Tuesday, June 20, 2006

CommunicAsia, Issues with Ego

Another day has passed. This week is CommunicAsia week, and as with every year, it's alot of trips to the expo, booth duty and checking out the handphone babes instead of the competition. Well, it was a tiring day for me as I had to stand on duty. Imagine that. Being in the business for so long and being responsible for several countries in the region, I find myself still ending up with booth duty. Well, it's kinda helping out the folks and I kinda volunteered so I can't really complain.

Anyway, this year's event was abit slower than the past. I guess it's mainly due to the slowdown in telecommunications business in the region. This year, we did not have that many booth girls running around. Guess, it's a corporate image thing. We did find ourselves ending up in front of another which opted for the visual effect. That is, skimply dressed girls showcasing a whole range of the latest mp3, digicam, video, online GPRS/3G, what-have-yous phones. I can't say I'm complaining. It beats staring at the usual monotaneous crowd. As always, I find that it's easy to succumb to lust when looking at these girls. I can't deny that I'm not much of a saint so these visual aesthetics delight me.

After the day event, we had a customer networking event at velvet underground. I think I made the mistake of not changing and went with what I wore for booth duty. Not I sorta stuck out like a sore thumb there. The geeky look with the uninteresting, unimportant profile. Needless to say, no one gave two hoots about making idle chatter with me. It wasn't until I got semi- (now this is an interesting word which I thinks sounds so different when we pronounce it, it could be sem-mi or sem-mai, with the later sounding so much more atas. Haa… ok meaningless sidetrack) now where was I, oh yeah, semi-snubbed by some ladies at the party. Now, I think I have quite an ego and when I get snubbed I get upset. Not visibly but still upset. Some of these people probably are below me in designation and some probably don't even earn half as much but just cause I don't look important they think I'm not. I hate it when this happens.

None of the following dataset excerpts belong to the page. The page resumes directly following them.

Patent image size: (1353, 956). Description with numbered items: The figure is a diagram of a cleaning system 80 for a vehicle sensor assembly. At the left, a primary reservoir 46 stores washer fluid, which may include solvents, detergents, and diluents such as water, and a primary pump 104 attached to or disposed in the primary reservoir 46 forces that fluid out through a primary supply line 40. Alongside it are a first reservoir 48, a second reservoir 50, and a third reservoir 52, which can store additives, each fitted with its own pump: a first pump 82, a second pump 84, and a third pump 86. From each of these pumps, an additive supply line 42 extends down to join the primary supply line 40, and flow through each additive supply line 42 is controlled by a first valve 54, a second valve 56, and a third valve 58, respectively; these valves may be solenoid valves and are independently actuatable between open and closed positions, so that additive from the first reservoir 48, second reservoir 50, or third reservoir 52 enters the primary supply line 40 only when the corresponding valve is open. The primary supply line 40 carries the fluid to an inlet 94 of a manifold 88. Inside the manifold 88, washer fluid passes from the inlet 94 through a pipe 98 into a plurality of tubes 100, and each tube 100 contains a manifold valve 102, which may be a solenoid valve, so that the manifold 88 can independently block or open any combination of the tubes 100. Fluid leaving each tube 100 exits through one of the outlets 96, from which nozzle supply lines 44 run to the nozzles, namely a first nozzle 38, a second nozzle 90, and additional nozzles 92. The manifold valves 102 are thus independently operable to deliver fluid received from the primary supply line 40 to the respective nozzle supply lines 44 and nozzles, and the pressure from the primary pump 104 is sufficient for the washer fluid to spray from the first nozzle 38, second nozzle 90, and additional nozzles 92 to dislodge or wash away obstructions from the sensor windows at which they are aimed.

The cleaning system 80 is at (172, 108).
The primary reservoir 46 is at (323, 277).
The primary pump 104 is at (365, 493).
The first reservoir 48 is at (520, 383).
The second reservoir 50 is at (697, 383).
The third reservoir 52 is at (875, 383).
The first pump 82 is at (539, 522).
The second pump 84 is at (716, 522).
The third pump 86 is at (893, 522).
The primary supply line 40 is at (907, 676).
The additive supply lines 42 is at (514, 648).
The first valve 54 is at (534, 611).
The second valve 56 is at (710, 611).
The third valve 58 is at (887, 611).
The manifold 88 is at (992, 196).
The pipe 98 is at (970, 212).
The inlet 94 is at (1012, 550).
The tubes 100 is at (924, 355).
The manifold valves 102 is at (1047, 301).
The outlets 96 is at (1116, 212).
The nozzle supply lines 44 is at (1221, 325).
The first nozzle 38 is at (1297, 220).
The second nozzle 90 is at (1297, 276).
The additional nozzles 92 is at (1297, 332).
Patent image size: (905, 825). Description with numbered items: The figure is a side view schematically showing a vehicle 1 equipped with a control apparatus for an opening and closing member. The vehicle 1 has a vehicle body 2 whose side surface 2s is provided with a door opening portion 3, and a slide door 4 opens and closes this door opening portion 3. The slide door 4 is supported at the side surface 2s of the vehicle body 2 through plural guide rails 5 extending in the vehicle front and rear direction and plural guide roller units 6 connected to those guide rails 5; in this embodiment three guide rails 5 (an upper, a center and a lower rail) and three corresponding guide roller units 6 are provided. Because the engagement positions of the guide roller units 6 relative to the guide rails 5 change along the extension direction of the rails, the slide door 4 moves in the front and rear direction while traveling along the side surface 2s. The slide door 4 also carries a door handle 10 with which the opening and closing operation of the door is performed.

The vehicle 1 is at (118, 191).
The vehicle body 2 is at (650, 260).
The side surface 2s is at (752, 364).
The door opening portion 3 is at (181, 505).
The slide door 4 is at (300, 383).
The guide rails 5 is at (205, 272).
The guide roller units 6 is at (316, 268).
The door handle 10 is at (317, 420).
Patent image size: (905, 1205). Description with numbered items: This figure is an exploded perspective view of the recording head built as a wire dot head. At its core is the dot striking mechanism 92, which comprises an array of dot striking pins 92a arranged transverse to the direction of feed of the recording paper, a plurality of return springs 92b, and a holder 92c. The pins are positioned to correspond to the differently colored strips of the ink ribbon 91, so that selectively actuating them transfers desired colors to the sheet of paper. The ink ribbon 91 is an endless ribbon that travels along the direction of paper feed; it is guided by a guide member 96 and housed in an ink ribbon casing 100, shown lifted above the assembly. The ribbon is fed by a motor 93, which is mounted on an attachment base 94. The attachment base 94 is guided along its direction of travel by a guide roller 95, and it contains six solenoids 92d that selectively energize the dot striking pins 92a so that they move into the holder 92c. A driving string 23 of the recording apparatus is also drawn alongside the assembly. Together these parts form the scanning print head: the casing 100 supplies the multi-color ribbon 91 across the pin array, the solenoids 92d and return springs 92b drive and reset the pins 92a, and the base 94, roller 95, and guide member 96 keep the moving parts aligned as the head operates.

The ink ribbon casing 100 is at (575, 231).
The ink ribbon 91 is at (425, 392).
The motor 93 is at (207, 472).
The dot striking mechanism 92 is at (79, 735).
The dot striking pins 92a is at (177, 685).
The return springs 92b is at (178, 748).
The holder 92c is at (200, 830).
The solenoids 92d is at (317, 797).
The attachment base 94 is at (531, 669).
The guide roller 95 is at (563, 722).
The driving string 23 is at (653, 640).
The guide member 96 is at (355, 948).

I've always thought of how to make them realise who I am. I know this sounds lame but hey, that's ego playing with you. Should I say loudly, "hey, I should ask my guys to buck up in their sales, these ppl don't know how to work" or should I rub shoulders with the important people and thus they'll realise I am important by association. Oh wells, I never did end up doing any of that and will probably not do it in the future anyway. These thoughts tend to be a flash and I am also too lazy to bother sometimes. Contradicting sometimes. Hey, the human being is probably the only creature on earth to always contradict themselves.

Ok, it's late and I have booth duty again tomorrow. Better stop here and let's hope I've more interesting things to talk about tomorrow. Good night Singapore.